The Employee agrees that Subparagraphs (A) & (B) above are separate and severable covenants, that they should be enforced to the fullest extent permissible to protect OneMain’s legitimate protectable business interests, and that their enforcement will not impose an undue hardship on the Employee or otherwise unfairly prevent the Employee from being employed in the Employee’s chosen field of work.   

(viii) “Trade Secret(s)” means information defined as a trade secret by the Defend Trade Secrets Act of 2016, the Uniform Trade Secrets Act, or other applicable law.

(ix) “Vendors and Suppliers” means any individuals, companies, or government entities that supply materials or services to OneMain in furtherance of the Business of OneMain, regardless of whether or not they are also a Competing Business.

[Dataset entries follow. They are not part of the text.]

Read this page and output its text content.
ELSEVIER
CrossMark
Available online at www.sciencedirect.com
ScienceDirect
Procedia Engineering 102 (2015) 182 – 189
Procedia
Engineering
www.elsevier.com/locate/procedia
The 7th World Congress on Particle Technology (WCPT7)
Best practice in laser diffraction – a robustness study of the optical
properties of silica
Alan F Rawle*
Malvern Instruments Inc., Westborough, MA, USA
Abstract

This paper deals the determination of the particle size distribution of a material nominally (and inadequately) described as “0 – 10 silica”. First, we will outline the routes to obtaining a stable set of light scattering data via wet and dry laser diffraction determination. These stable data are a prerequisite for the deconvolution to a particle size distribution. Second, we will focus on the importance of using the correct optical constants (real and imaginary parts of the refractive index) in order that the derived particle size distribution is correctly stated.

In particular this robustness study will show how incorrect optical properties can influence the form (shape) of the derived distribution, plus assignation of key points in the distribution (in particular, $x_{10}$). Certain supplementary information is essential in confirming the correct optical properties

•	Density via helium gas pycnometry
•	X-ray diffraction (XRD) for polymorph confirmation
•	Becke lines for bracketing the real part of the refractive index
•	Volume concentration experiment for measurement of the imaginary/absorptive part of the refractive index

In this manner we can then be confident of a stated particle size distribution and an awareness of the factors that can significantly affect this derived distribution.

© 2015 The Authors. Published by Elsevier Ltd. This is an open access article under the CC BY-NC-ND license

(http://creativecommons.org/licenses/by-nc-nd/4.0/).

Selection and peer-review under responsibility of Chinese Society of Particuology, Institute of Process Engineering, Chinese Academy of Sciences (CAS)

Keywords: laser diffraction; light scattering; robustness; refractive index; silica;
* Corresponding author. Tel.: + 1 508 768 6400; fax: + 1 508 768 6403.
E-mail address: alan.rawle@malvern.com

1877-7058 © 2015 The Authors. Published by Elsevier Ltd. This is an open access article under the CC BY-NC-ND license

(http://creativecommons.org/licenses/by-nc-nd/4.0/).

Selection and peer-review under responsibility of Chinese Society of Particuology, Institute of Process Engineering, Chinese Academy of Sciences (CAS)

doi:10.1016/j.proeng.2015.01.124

(b)Return of OneMain Records and Property.  The Employee agrees to return to OneMain at the end of the consulting period (at OneMain’s expense) all property belonging to OneMain, including but not limited to, keys, credit cards, phones, computers, data storage devices, data, and documents, including any and all electronic information contained on any Company or personal computers, storage devices, or cloud or similar storage services, as well as all originals, copies, or other physical embodiments of OneMain’s Confidential Information and Trade Secrets (regardless of whether it is in paper, electronic, or any other format), at the termination of the Employee’s employment or at any other time when OneMain so requests, and the Employee agrees not to retain or distribute any copies of any of the foregoing.
  
(c)Non-Disclosure and Non-Use of Confidential Information and Trade Secrets.  During the term of the Employee’s employment and until June 30, 2021, the Employee will not, except as authorized and required to perform the Employee’s duties for OneMain, directly or indirectly:  use, disclose, reproduce, distribute, or otherwise disseminate OneMain’s Confidential Information or Trade Secrets, or take any action causing, or fail to take any action necessary, to prevent any such information to lose its character or cease to qualify as Confidential Information or a Trade Secret.  The Employee agrees to ask OneMain, both during and after employment, if the Employee has any questions about whether particular information is Confidential Information or a Trade Secret before using or disclosing such information.  Trade Secrets are protected by statute and are not subject to any time limits.  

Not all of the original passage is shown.